Il datait l’apparition de ses symptômes à l’âge de 20 ans, une période coïncidant avec son retour aux études et, plus spécifiquement, un incident particulier : la douche de sa résidence universitaire s’était brisée, ce qui l’empêcha de se laver comme d’habitude. Le patient décrivait un parcours médical complexe, avec des investigations, non concluantes, en neurologie et en gastro-entérologie, et un diagnostic de dystrophie génétique nécessitant une stomie.

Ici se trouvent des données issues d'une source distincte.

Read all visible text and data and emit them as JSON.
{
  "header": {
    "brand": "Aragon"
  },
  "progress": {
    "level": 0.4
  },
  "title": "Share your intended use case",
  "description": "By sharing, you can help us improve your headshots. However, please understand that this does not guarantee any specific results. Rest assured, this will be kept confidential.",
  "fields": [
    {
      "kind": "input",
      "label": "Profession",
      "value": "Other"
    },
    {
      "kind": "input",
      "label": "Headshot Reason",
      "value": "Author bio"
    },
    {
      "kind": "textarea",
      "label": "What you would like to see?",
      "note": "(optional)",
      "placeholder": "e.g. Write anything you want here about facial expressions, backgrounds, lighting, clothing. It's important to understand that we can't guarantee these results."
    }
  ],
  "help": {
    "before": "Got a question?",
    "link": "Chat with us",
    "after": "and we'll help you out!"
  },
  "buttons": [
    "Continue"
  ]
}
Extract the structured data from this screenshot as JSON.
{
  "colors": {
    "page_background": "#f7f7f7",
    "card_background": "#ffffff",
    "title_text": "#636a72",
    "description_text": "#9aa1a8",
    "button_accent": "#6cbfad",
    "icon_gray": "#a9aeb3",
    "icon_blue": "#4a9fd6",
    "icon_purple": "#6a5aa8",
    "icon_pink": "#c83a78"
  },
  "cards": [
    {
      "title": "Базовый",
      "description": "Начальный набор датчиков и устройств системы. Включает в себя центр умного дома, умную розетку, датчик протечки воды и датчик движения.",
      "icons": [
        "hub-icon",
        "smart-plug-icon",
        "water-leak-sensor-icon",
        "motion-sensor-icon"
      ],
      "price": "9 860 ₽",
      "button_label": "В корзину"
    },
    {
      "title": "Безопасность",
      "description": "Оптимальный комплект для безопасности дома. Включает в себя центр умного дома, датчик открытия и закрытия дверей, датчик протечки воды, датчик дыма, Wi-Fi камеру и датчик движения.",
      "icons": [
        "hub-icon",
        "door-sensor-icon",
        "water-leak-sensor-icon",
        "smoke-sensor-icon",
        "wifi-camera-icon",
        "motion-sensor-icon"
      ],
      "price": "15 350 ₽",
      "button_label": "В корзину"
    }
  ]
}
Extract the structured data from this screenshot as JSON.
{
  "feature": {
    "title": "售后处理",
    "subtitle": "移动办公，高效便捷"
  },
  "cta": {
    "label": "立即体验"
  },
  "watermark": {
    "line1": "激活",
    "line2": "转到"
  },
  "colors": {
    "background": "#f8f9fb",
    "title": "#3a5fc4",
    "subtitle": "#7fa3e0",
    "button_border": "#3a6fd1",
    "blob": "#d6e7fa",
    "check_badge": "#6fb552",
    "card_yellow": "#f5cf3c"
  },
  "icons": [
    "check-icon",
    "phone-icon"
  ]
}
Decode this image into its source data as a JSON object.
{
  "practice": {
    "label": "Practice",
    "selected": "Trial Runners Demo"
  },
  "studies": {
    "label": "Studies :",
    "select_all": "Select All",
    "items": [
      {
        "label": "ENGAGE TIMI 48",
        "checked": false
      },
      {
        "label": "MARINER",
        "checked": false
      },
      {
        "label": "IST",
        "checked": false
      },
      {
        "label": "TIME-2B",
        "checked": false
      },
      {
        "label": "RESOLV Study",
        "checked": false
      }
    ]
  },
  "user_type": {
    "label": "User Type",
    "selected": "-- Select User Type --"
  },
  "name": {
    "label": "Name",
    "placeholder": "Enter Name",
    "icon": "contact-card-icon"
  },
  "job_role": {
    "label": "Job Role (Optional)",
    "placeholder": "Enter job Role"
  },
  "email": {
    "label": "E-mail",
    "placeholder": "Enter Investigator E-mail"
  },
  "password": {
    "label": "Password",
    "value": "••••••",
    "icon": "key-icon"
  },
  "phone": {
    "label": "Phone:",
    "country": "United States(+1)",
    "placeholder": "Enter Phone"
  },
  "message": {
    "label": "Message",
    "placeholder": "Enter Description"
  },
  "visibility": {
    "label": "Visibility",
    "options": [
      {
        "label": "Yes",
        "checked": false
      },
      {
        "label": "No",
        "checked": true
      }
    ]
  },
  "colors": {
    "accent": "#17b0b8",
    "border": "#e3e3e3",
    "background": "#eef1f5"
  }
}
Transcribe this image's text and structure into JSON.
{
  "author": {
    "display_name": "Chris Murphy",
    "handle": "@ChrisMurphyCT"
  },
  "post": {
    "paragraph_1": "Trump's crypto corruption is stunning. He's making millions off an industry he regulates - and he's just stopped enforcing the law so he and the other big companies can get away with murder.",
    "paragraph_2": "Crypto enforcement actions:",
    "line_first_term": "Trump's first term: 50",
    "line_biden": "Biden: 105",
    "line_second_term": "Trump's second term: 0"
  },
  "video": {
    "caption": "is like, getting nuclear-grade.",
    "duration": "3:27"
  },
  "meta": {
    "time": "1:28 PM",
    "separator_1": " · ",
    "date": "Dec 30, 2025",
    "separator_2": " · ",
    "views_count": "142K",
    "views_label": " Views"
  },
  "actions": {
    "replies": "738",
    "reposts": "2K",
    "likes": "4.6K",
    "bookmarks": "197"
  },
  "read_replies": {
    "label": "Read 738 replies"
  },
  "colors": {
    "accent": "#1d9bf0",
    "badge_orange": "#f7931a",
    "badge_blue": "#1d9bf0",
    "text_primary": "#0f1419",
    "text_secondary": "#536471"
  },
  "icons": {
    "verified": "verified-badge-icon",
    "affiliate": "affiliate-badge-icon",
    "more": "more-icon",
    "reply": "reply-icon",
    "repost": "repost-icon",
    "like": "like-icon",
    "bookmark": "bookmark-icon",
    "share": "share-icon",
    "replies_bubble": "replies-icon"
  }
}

Le patient nous fut référé après un suivi mensuel en psychiatrie de 13 ans, puis à intervalles espacés, consultant notamment pour des épisodes dépressifs et anxieux. Diverses thérapies médicamenteuses avaient été tentées (clonazépam, clomipramine, olanzapine, pimozide, trifluopérazine, zopicone, trazodone). Il avait mal toléré le pimozide et la trifluopérazine.
Lors de notre première rencontre, le patient était calme en dépit d’une préoccupation évidente pour les odeurs et une surinterprétation du non verbal chez ses interlocuteurs. Son autocritique était très altérée. Le patient affirmait être excessivement tourmenté par des conflits avec sa belle-famille. Il ne présentait pas de tableau dépressif.
Les diagnostics de SRO et d’hyperosmie chronique ont été posés. Le patient présentait par ailleurs des traits de la « personnalité sensitive » de Kretschmer, caractérisant une sensibilité accrue au jugement d’autrui. Nous lui avons proposé un suivi mensuel et avons encouragé l’observance de son traitement médicamenteux de duloxétine 60 mg et prégabaline 150 mg, ainsi qu’une meilleure hygiène de sommeil. Dans les mois qui ont suivi, le patient a continué d’exprimer une tristesse et une frustration induites par sa perception de dégager une odeur nauséabonde. Néanmoins, sa préoccupation première n’était plus son odeur corporelle, mais ses relations familiales tendues.
Présentation du cas 2
Le patient 2, un Canadien de 53 ans, nous a été référé pour « trouble délirant et dépression » par son ancien psychiatre. Le patient avait été suivi précédemment pour un trouble lié à l’alcool et des crises suicidaires répétées.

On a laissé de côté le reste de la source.